If the mythology of progress didn’t blind today’s policymakers to such options, any number of steps could be taken to ease the transition from industrial to deindustrial society. Those steps are likely to remain outside the realm of the conceivable for a long time yet, at least on a large scale, but the same logic can be applied on a local and individual scale. Individuals, groups, and local communities, just as much as nations and civilizations, face the challenge of managing the descent from Hubbert’s peak. The longer we try to cling to the peak, the harder and faster the fall is going to be, and the less likely we are to survive it. Accept that the descent is inevitable and try to make it in a controlled manner, on the other hand, and the way is open not only for bare survival, but for surviving in a humane and creative fashion that preserves as much of value as possible for the future.

3 comments:

Lance Michael Foster said...

I would like to discuss more about baby steps toward the necessary policy shifts you mention. As you note, it will probably be easier to effect policy and taxation changes at a local level first. The key to all of this happening can be looked at in the interdependency of the social, techno-economic, and ideological spheres (the Anthropologist Leslie White looked at this). Any insight on which is the best entry point for change? Appropriate technology? Economic (including taxation and land use) shifts? Social structure and interaction?

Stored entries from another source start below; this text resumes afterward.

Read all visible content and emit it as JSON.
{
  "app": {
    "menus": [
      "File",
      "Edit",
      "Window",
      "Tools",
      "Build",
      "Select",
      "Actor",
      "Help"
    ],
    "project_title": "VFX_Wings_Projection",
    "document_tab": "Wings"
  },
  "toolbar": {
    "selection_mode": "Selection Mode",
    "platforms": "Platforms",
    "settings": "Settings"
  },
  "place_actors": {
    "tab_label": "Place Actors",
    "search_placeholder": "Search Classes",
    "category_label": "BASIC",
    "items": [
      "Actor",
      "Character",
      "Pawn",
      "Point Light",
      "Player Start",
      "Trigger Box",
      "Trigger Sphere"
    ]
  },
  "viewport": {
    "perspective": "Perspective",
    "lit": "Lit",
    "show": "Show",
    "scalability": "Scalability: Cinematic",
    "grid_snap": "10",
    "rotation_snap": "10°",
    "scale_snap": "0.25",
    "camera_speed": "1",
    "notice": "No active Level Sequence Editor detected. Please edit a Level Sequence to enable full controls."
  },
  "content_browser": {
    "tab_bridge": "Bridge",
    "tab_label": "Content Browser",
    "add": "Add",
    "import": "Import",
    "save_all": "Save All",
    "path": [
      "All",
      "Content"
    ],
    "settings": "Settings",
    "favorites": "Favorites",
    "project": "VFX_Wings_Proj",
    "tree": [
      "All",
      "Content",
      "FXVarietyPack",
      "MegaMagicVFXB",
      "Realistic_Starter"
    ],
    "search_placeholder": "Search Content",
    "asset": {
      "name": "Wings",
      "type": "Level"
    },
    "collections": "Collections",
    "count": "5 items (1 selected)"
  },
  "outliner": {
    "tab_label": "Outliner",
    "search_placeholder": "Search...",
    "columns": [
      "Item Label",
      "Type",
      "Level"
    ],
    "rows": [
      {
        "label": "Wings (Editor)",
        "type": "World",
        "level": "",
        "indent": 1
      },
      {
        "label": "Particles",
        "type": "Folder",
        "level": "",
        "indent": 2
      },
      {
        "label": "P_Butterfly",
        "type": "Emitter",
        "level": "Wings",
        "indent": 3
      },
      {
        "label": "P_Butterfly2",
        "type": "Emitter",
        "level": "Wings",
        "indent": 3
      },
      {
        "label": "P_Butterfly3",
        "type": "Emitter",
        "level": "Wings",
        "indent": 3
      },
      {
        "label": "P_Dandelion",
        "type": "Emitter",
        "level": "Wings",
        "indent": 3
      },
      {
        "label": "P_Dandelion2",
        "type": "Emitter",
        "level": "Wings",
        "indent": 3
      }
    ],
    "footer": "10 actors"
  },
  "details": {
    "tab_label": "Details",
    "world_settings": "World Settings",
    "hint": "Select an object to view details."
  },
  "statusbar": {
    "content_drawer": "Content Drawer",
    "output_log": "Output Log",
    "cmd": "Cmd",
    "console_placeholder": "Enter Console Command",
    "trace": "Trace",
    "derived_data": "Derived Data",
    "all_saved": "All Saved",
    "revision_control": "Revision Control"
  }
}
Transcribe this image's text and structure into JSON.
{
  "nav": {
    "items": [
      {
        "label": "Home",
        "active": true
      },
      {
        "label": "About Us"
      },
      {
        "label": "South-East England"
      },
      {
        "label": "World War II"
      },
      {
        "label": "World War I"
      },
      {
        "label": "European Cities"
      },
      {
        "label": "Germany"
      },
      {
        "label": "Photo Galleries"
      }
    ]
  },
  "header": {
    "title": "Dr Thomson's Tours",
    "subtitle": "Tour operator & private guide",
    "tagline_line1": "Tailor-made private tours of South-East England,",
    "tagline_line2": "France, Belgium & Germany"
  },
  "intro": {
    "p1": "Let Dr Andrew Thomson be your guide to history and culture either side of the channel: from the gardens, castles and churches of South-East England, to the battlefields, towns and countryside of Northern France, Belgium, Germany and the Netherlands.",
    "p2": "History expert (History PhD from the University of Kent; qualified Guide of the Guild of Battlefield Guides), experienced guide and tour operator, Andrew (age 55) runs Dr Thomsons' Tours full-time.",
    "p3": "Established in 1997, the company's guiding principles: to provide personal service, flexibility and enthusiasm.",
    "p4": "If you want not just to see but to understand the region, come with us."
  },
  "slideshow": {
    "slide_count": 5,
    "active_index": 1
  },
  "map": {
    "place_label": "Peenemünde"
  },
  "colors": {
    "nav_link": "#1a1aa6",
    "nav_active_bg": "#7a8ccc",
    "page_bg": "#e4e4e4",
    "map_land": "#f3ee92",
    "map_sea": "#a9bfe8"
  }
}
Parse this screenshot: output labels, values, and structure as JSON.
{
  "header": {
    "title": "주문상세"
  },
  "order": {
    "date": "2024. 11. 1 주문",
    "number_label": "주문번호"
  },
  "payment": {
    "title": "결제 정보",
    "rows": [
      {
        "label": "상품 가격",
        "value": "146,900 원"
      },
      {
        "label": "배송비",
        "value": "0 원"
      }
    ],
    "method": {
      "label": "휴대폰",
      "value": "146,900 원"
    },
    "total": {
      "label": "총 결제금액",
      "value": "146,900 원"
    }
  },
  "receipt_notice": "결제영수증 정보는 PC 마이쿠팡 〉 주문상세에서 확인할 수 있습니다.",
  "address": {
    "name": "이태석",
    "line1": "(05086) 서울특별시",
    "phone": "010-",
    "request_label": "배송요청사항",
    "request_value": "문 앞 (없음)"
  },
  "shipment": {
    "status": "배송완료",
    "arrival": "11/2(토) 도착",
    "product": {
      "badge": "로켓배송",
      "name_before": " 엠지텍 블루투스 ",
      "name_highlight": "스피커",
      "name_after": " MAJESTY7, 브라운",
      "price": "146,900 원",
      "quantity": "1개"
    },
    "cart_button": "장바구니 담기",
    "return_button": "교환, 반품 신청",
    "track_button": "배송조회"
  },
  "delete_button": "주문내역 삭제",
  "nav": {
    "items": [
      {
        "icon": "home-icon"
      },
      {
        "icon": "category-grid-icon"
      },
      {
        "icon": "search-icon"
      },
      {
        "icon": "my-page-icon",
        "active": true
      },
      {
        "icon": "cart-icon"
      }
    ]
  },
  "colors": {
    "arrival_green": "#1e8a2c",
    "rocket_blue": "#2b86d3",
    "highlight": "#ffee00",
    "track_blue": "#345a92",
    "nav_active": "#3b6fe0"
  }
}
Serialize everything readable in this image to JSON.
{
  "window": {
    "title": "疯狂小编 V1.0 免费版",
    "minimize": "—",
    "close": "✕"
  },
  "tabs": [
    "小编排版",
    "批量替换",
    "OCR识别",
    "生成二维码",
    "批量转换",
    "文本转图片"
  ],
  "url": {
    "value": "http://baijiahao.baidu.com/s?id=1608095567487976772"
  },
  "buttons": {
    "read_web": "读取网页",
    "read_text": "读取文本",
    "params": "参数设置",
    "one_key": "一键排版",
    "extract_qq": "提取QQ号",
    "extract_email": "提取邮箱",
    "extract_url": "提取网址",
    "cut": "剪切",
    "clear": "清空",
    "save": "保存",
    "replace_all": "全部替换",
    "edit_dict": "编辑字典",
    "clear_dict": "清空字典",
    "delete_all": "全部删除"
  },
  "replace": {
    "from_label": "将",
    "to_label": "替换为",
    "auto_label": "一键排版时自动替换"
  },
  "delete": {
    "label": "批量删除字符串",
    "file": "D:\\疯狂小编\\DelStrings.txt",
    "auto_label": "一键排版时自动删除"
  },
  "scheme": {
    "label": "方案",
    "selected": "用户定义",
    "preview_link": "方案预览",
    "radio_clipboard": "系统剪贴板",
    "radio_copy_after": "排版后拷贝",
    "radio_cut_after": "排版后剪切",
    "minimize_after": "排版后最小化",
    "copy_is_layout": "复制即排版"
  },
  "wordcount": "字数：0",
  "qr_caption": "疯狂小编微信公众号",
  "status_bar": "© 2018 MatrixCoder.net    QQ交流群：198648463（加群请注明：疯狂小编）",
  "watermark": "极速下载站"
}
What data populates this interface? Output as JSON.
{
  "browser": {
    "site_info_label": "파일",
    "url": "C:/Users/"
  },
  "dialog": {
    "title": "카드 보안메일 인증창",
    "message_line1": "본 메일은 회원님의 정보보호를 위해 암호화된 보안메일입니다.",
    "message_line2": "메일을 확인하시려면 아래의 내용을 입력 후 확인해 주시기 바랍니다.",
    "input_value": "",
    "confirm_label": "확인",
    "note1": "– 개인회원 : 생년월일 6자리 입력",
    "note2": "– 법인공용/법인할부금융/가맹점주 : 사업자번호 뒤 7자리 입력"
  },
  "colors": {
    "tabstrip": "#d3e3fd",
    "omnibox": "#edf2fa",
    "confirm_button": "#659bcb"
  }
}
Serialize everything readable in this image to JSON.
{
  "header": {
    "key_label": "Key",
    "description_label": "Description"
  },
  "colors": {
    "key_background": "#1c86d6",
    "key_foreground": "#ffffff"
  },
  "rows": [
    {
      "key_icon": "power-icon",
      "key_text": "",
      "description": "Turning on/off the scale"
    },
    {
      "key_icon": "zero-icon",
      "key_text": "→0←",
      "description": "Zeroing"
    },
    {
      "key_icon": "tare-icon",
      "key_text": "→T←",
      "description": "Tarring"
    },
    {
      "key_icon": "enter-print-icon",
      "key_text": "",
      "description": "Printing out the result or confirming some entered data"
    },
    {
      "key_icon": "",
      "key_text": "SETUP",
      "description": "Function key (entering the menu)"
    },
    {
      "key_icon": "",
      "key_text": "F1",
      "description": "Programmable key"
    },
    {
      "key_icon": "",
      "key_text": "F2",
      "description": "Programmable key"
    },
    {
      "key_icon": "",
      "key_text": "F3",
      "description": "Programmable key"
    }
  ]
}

Ideological (can Christianity, Science/ Secularism, and Other -including Druidry) ever have a chance of finding common ground...survival perhaps?

John Michael Greer said...

Lance,

Good questions, and they deserve more than a quick note on a comments page. I have another post to make about the role of technology in a deindustrial world, but after that, expect some comments on the issues you've raised.

taran said...

You have written elsewhere about the need for personal responsibility as it relates to our environmental challenges. Indeed, that we wait for policymakers to solve our problems is an exercise in futility. This realization was something of an epiphany for me, as one who closely follows politics and has some faith (though very much battered in recent years) in the value of public debate and discourse. I found myself falling into the trap of believing that the political process is the only road to salvation. Like economists who make policy based on past performance, policymakers will not acknowledge peak oil until it has already happened. No politician will risk his or her political career by taking a strong position on the subject of energy conservation. It's up to us.